More than anything else, raw fear has been driving the huge declines in stock prices over the last seven trading days.
But also adding fuel to the Wall Street bonfire has been the proliferation of online trading and electronic trading, which have accentuated the hair-trigger reactivity in the markets, according to market experts.
"Before, you had to call a broker; now, you can see the pain" on laptops or television screens, said Bruce Rader, assistant professor of finance at Temple University's Fox School of Business. "So you are sitting here and you are down and you see that immediately. So I tend to think it makes people more reactive."
Said James Jablonski, professor of finance at Villanova University: "It is easier for the individual investor to see the news and react to that immediately."
Rader said signs of growth in online and electronic trading were widespread. On commodity exchanges alone, electronic trading has grown from near single digits in the mid-to-late 1990s to 90 percent today, he said. The actual number of traders on the floor of the New York Stock Exchange also appears to have declined as traders instead do their work on personal computers.
When markets turn sour, the impulse to check on account values is all the more powerful.

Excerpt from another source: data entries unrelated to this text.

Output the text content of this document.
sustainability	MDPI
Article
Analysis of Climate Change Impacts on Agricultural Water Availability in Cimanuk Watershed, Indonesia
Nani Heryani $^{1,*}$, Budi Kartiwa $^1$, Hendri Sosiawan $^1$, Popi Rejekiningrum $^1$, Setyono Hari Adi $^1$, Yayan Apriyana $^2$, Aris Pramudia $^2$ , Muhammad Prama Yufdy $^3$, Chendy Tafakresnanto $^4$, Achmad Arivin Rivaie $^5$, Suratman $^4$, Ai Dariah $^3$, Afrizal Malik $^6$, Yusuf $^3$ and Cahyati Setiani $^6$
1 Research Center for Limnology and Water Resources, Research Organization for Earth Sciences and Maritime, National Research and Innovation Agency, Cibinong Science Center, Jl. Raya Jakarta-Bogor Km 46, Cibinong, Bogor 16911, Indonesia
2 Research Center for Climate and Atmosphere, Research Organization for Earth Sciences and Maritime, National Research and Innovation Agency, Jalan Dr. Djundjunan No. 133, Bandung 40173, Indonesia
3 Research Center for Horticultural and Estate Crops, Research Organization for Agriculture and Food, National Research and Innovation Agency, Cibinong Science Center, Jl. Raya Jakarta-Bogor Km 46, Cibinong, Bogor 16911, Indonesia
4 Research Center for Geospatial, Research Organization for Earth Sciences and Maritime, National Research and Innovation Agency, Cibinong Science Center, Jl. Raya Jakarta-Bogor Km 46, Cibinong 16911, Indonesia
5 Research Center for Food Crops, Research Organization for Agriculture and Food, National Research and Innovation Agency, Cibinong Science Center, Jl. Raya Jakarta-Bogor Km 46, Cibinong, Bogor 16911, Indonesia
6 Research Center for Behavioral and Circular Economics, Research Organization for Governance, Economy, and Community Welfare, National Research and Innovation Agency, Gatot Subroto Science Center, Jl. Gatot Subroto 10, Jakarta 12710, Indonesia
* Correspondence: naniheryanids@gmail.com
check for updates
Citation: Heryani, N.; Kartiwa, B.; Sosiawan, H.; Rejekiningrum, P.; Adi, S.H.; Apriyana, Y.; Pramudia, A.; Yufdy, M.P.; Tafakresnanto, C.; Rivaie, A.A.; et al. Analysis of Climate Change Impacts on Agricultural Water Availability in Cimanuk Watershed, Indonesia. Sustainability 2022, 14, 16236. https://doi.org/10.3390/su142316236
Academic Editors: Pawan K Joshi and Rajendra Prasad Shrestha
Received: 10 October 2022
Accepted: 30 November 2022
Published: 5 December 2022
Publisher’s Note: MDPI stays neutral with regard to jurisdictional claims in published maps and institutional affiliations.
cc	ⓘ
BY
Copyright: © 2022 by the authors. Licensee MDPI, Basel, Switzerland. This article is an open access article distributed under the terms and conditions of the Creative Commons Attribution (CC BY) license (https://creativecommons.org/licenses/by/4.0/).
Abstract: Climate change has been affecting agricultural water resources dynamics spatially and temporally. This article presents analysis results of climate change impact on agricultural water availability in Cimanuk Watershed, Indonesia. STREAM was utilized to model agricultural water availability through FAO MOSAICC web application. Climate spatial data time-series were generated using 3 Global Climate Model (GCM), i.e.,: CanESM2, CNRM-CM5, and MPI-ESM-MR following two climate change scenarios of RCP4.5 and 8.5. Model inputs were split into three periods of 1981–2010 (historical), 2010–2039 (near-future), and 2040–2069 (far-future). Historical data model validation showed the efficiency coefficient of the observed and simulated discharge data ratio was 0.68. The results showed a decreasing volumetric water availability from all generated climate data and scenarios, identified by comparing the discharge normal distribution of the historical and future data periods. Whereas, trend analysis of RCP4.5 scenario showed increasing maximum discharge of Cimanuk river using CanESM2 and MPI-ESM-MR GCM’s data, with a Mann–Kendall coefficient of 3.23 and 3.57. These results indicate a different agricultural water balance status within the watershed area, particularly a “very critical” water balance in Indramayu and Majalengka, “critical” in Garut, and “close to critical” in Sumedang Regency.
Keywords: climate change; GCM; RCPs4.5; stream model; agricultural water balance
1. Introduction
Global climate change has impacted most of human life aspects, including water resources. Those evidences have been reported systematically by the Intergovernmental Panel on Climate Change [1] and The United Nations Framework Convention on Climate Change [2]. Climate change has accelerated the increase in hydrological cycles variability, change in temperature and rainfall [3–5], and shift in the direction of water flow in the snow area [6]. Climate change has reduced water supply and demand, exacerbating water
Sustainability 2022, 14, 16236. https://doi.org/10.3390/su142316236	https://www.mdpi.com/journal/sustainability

Patrick Lane, president of Wachovia Securities Direct, said that his company had noticed in recent months that there had been an increase in the number of clients logging in to check on accounts and to trade stocks.

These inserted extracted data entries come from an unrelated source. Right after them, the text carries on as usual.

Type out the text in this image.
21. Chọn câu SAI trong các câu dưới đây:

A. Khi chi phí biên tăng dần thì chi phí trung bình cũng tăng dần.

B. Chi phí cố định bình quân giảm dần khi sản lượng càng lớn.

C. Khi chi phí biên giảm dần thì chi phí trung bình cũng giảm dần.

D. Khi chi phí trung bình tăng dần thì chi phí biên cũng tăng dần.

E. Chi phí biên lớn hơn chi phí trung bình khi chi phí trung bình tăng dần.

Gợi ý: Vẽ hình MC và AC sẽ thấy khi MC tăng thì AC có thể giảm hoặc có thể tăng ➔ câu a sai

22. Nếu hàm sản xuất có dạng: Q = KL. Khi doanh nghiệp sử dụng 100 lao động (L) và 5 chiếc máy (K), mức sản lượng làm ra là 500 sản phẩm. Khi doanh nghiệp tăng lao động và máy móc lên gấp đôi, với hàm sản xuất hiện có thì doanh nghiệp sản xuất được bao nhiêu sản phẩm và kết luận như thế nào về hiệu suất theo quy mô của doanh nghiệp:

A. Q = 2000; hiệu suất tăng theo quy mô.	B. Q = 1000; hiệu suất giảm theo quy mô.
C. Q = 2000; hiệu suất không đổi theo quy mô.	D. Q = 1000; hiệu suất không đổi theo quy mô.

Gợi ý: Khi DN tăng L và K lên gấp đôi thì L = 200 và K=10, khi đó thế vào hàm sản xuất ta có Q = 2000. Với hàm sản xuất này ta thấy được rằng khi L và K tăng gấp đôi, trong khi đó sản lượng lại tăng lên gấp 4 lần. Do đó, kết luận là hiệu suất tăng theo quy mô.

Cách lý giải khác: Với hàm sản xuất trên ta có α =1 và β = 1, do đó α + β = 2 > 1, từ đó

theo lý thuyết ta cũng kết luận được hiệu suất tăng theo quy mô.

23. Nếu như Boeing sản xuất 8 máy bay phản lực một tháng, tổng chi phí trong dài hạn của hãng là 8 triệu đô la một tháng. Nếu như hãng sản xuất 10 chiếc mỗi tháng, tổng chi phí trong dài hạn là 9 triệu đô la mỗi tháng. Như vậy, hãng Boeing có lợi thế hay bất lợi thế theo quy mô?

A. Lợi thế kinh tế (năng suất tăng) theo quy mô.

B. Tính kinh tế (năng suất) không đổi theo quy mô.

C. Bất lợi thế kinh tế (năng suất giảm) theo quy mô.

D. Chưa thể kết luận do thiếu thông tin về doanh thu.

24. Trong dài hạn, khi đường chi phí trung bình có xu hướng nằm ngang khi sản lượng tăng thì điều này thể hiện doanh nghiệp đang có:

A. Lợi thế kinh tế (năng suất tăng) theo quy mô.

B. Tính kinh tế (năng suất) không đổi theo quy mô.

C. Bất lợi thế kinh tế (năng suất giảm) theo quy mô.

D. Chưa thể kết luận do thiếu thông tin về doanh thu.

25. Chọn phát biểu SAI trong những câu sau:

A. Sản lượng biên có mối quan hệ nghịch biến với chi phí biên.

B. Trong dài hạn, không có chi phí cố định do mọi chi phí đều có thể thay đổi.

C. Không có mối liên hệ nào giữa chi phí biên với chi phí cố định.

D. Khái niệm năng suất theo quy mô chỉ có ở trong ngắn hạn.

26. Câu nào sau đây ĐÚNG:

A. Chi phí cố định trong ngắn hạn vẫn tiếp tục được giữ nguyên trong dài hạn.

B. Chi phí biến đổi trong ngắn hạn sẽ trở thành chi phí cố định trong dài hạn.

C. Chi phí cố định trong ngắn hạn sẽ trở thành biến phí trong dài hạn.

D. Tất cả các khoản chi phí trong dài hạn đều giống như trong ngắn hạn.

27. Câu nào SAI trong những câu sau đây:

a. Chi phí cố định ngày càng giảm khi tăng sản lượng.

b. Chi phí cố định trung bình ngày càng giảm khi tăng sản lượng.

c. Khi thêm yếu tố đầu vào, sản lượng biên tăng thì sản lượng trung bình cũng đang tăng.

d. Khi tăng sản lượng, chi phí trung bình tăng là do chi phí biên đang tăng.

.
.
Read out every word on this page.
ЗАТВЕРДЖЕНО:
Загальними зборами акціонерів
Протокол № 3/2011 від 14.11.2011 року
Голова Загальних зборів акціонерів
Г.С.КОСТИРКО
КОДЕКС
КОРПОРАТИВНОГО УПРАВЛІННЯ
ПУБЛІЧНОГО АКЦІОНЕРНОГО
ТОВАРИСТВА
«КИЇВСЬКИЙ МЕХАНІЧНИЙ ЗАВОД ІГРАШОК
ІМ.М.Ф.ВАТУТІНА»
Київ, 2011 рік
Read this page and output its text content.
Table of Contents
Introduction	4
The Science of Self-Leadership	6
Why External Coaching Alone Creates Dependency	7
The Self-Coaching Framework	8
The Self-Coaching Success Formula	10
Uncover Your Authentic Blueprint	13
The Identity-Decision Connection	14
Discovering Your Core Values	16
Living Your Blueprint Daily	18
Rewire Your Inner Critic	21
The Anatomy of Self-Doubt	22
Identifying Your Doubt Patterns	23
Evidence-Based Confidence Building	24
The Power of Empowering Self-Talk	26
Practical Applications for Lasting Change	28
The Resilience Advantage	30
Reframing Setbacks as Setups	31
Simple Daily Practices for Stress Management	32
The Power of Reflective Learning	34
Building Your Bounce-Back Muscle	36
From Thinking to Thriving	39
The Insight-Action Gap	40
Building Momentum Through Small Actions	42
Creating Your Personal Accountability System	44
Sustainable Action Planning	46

However, he said it was unclear whether that activity had added to market volatility.
One great advantage to online trading is that it costs less, and that too may have added to the volatility, said Itay Goldstein, associate professor of finance at the University of Pennsylvania's Wharton School and an expert on financial crises.
Goldstein said that one barrier to selling stocks during tumultuous market events of the past was the cost of executing a trade. But since online trading costs are substantially below those of going through a broker, that disincentive likely has become less powerful.

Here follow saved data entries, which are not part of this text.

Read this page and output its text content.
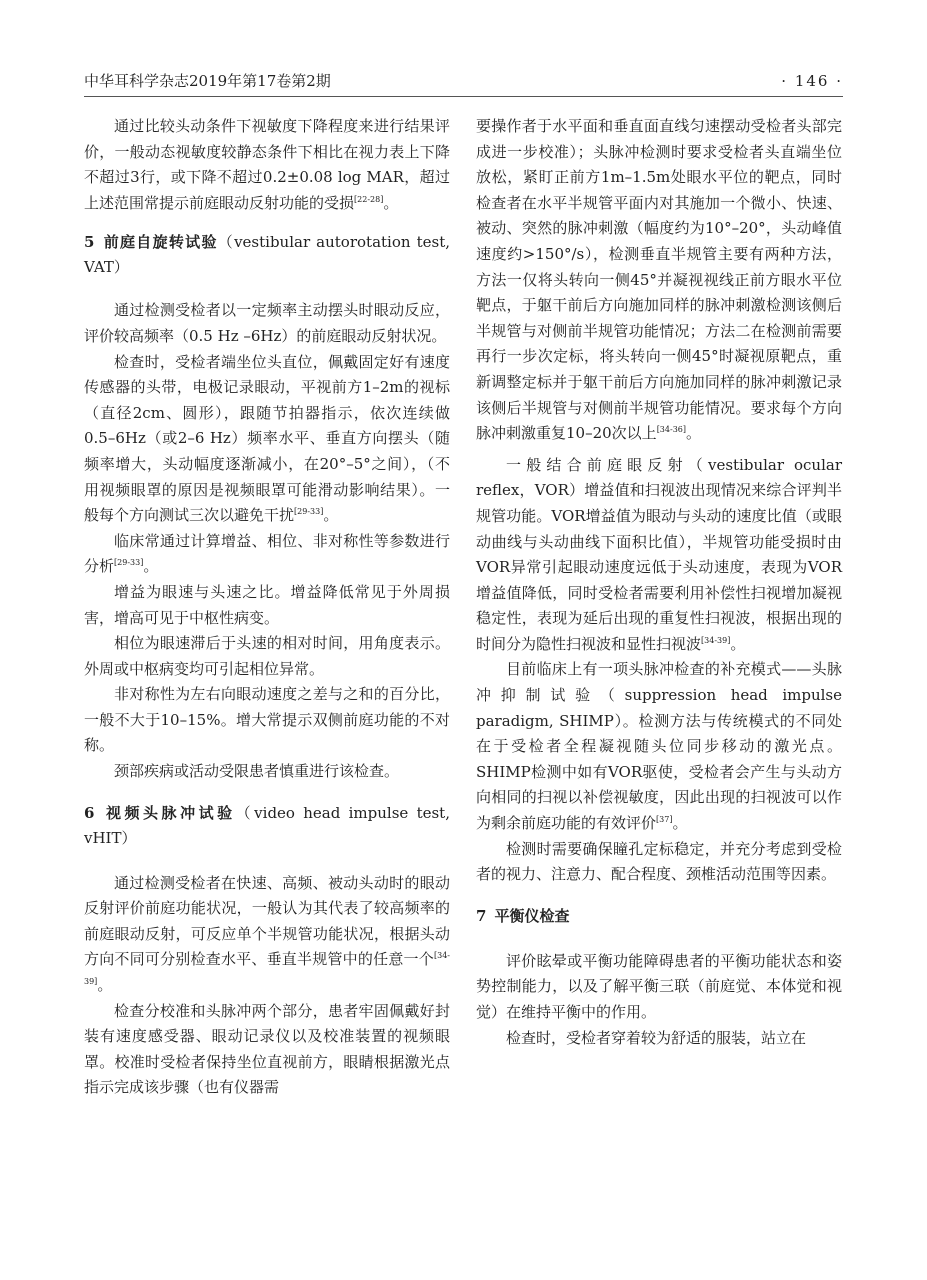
中华耳科学杂志2019年第17卷第2期	· 146 ·

通过比较头动条件下视敏度下降程度来进行结果评价，一般动态视敏度较静态条件下相比在视力表上下降不超过3行，或下降不超过0.2±0.08 log MAR，超过上述范围常提示前庭眼动反射功能的受损[22-28]。

5 前庭自旋转试验（vestibular autorotation test, VAT）

通过检测受检者以一定频率主动摆头时眼动反应，评价较高频率（0.5 Hz –6Hz）的前庭眼动反射状况。

检查时，受检者端坐位头直位，佩戴固定好有速度传感器的头带，电极记录眼动，平视前方1–2m的视标（直径2cm、圆形），跟随节拍器指示，依次连续做0.5–6Hz（或2–6 Hz）频率水平、垂直方向摆头（随频率增大，头动幅度逐渐减小，在20°–5°之间），（不用视频眼罩的原因是视频眼罩可能滑动影响结果）。一般每个方向测试三次以避免干扰[29-33]。

临床常通过计算增益、相位、非对称性等参数进行分析[29-33]。

增益为眼速与头速之比。增益降低常见于外周损害，增高可见于中枢性病变。

相位为眼速滞后于头速的相对时间，用角度表示。外周或中枢病变均可引起相位异常。

非对称性为左右向眼动速度之差与之和的百分比，一般不大于10–15%。增大常提示双侧前庭功能的不对称。

颈部疾病或活动受限患者慎重进行该检查。

6 视频头脉冲试验（video head impulse test, vHIT）

通过检测受检者在快速、高频、被动头动时的眼动反射评价前庭功能状况，一般认为其代表了较高频率的前庭眼动反射，可反应单个半规管功能状况，根据头动方向不同可分别检查水平、垂直半规管中的任意一个[34-39]。

检查分校准和头脉冲两个部分，患者牢固佩戴好封装有速度感受器、眼动记录仪以及校准装置的视频眼罩。校准时受检者保持坐位直视前方，眼睛根据激光点指示完成该步骤（也有仪器需

要操作者于水平面和垂直面直线匀速摆动受检者头部完成进一步校准）；头脉冲检测时要求受检者头直端坐位放松，紧盯正前方1m–1.5m处眼水平位的靶点，同时检查者在水平半规管平面内对其施加一个微小、快速、被动、突然的脉冲刺激（幅度约为10°–20°，头动峰值速度约>150°/s），检测垂直半规管主要有两种方法，方法一仅将头转向一侧45°并凝视视线正前方眼水平位靶点，于躯干前后方向施加同样的脉冲刺激检测该侧后半规管与对侧前半规管功能情况；方法二在检测前需要再行一步次定标，将头转向一侧45°时凝视原靶点，重新调整定标并于躯干前后方向施加同样的脉冲刺激记录该侧后半规管与对侧前半规管功能情况。要求每个方向脉冲刺激重复10–20次以上[34-36]。

一般结合前庭眼反射（vestibular ocular reflex，VOR）增益值和扫视波出现情况来综合评判半规管功能。VOR增益值为眼动与头动的速度比值（或眼动曲线与头动曲线下面积比值），半规管功能受损时由VOR异常引起眼动速度远低于头动速度，表现为VOR增益值降低，同时受检者需要利用补偿性扫视增加凝视稳定性，表现为延后出现的重复性扫视波，根据出现的时间分为隐性扫视波和显性扫视波[34-39]。

目前临床上有一项头脉冲检查的补充模式——头脉冲抑制试验（suppression head impulse paradigm, SHIMP）。检测方法与传统模式的不同处在于受检者全程凝视随头位同步移动的激光点。SHIMP检测中如有VOR驱使，受检者会产生与头动方向相同的扫视以补偿视敏度，因此出现的扫视波可以作为剩余前庭功能的有效评价[37]。

检测时需要确保瞳孔定标稳定，并充分考虑到受检者的视力、注意力、配合程度、颈椎活动范围等因素。

7 平衡仪检查

评价眩晕或平衡功能障碍患者的平衡功能状态和姿势控制能力，以及了解平衡三联（前庭觉、本体觉和视觉）在维持平衡中的作用。

检查时，受检者穿着较为舒适的服装，站立在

"Before, you had to pick up the telephone, but now you can do it in one minute and be done with it," Goldstein said.
Goldstein emphasized that the larger forces driving the current downturn were emotional, but he said that online trading could affect that trend on the margins.
"I don't think the underlying economics justified what we are seeing here," Goldstein said. "There was a bubble in the housing market and the bubble crashed and it had some spillover effect."
Yet people are emotional when it comes to money.
"We now have a society where people take courses in trading; it is so easy to open a trading account. It doesn't take a lot of expertise," said Rader of Temple. "It doesn't take a lot of expertise if you have the money."
And inexperienced traders tend to react emotionally, he said.